Lawyers for the accused under our system are not obliged to prove anything. The burden of proof is entirely upon the prosecution to establish criminal guilt beyond reasonable doubt. That word "reasonable" ought also to preclude utterly groundless suggestions from the defence. The trial judge, in his final instructions to the jury, is bound to warn them that reasonable doubt does not mean fanciful possibilities. The verdict on Lundy suggests that none of the jurors found a compelling reason to support the theory of falsified evidence, and it is a pity it was able to be made.
It is a particularly cheap suggestion because New Zealanders well remember their police were once found to have planted evidence against Arthur Allan Thomas, convicted of the Crewe murders and later pardoned. How the police must regret that incident, more than 30 years ago now, and considering the eventual fate of that case, how they must have resolved never to see it repeated. That at least seems a more reasonable conclusion than the idea they would routinely resort to the same deception.
The suggestion was all the more reprehensible because Lundy's defence was not devoid of more arguable propositions. The difficulty of driving between Palmerston North and Wellington in the time available seemed the strongest element in his favour. The shirt smeared with brain tissue, found in the back of Lundy's car, obviously demanded an explanation. The Crown regarded it as convincing, "the silent witness to the killing," Mr Vanderkolk told the jury. The tissue came from the victim, the shirt belonged to the accused. There might be no other way for a lawyer to serve his client than to imply that the police put it there.
But even criminal defenders surely recognise a larger responsibility.

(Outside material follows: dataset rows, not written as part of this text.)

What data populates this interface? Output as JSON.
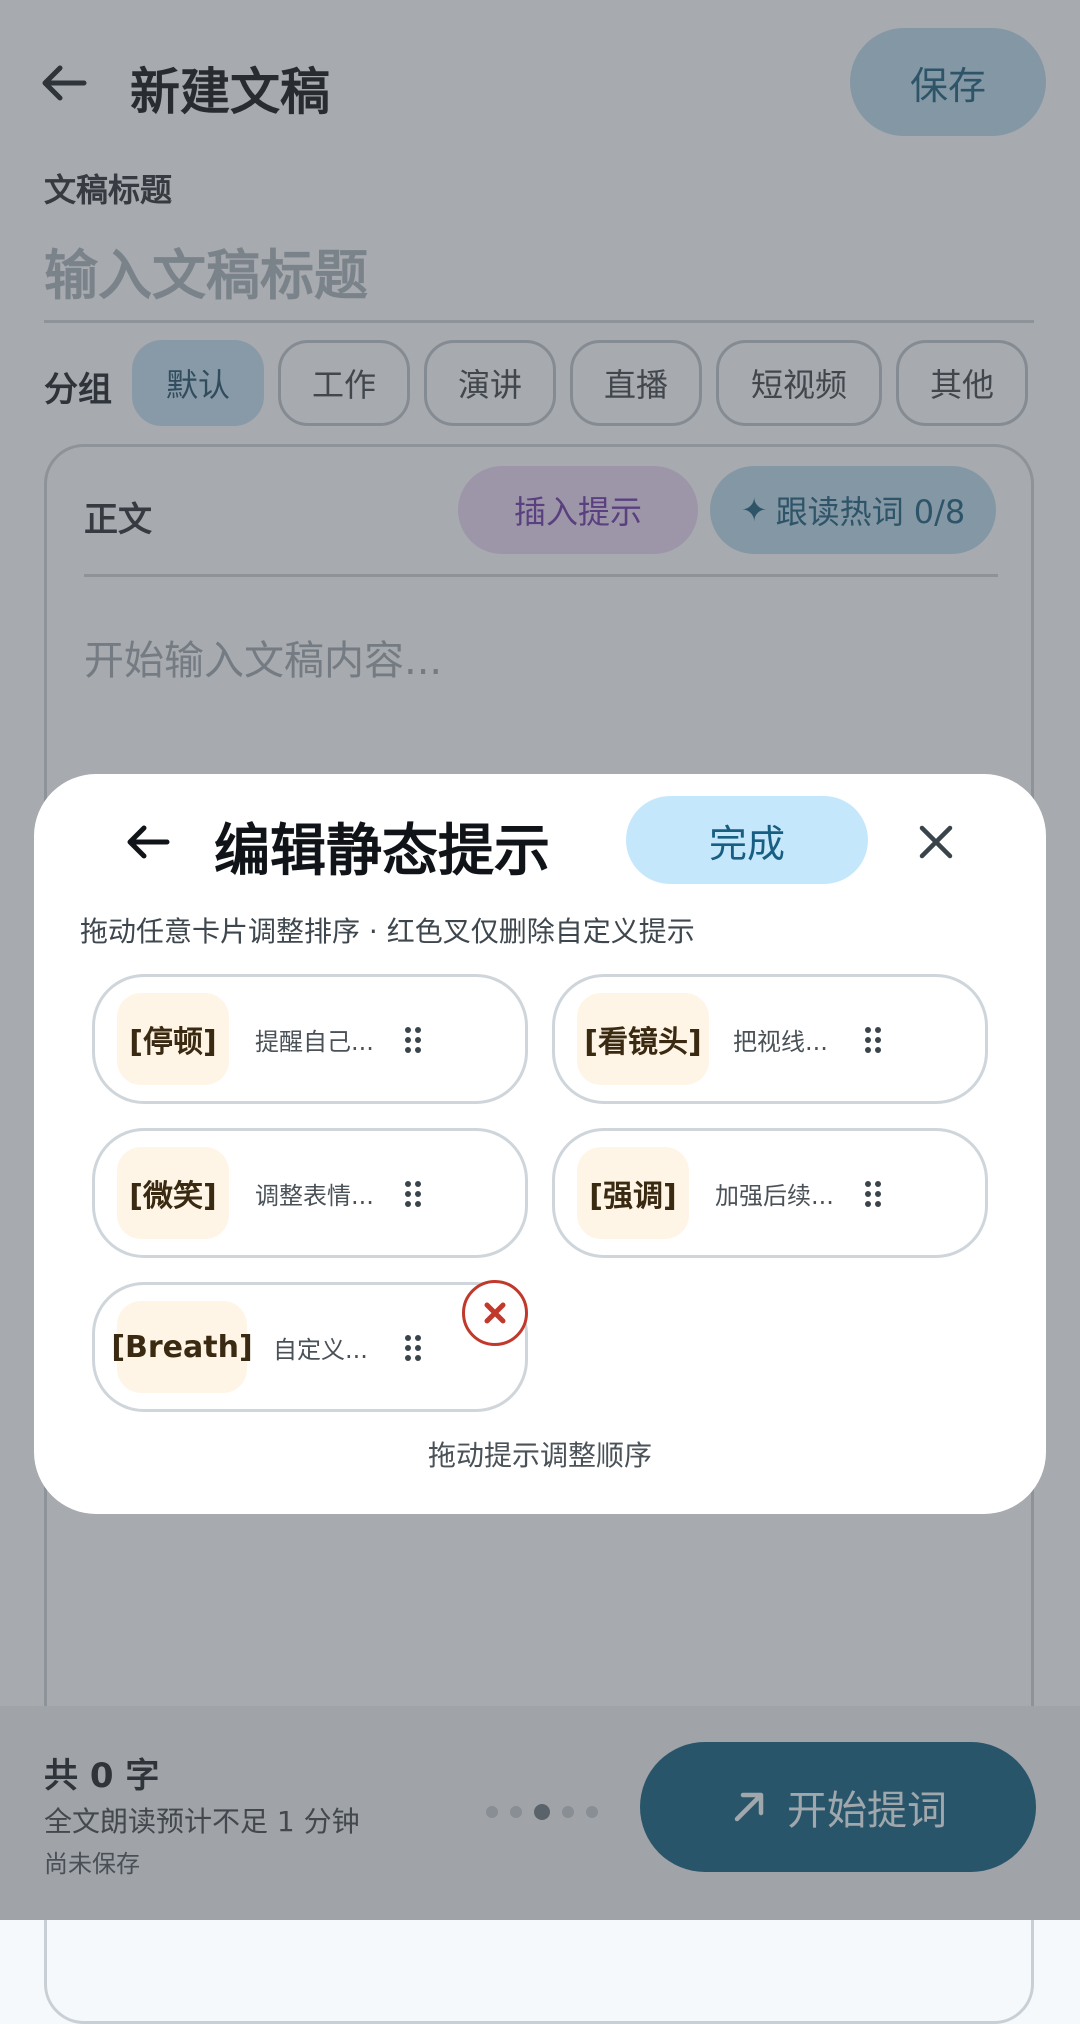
{
  "header": {
    "title": "新建文稿",
    "save_label": "保存"
  },
  "form": {
    "title_label": "文稿标题",
    "title_placeholder": "输入文稿标题",
    "group_label": "分组",
    "groups": [
      "默认",
      "工作",
      "演讲",
      "直播",
      "短视频",
      "其他"
    ],
    "selected_group": "默认",
    "body_label": "正文",
    "insert_label": "插入提示",
    "hotword_label": "跟读热词 0/8",
    "content_placeholder": "开始输入文稿内容..."
  },
  "footer": {
    "count_label": "共 0 字",
    "read_estimate": "全文朗读预计不足 1 分钟",
    "save_status": "尚未保存",
    "page_dots": 5,
    "active_dot": 2,
    "start_label": "开始提词"
  },
  "modal": {
    "title": "编辑静态提示",
    "done_label": "完成",
    "subtitle": "拖动任意卡片调整排序 · 红色叉仅删除自定义提示",
    "cards": [
      {
        "tag": "[停顿]",
        "desc": "提醒自己..."
      },
      {
        "tag": "[看镜头]",
        "desc": "把视线..."
      },
      {
        "tag": "[微笑]",
        "desc": "调整表情..."
      },
      {
        "tag": "[强调]",
        "desc": "加强后续..."
      },
      {
        "tag": "[Breath]",
        "desc": "自定义..."
      }
    ],
    "hint": "拖动提示调整顺序"
  },
  "colors": {
    "accent": "#0f5f7f",
    "delete": "#c0392b",
    "tag_bg": "#fff5e6",
    "done_bg": "#c5e7fb"
  },
  "icons": [
    "back-arrow-icon",
    "sparkle-icon",
    "close-icon",
    "drag-grip-icon",
    "delete-x-icon",
    "arrow-up-right-icon"
  ]
}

Public confidence in the police is an important element of people's regard for the law, and that confidence should not be undermined without good reason. Desperation on the part of defence counsel is not reason enough.
Police, too, have their professional pride and a right not to have their reputations impugned without cause. The visible response of the officer on the witness stand when this insult was put to him spoke volumes. Professionalism in any field of investigation demands that the investigator follow the evidence wherever it may lead. To wilfully interfere with the evidence runs against the true investigator's core instinct - and the law.
In some systems of law a criminal trial is essentially a continuation of the investigation, and both sides are seeking the truth. Our system, in the British tradition, is adversarial rather than inquisitorial, giving the impression sometimes that neither side is seeking the truth. One side is trying to secure a conviction, the other trying to cast doubt on the case. But prosecutors are obliged to deal in evidence and fair reasoning. Perhaps it is time defenders were obliged to do so too. If ethics and social responsibility have a role in their profession, the police, and all witnesses for that matter, should be spared insults from a lawyer that are simply off the wall.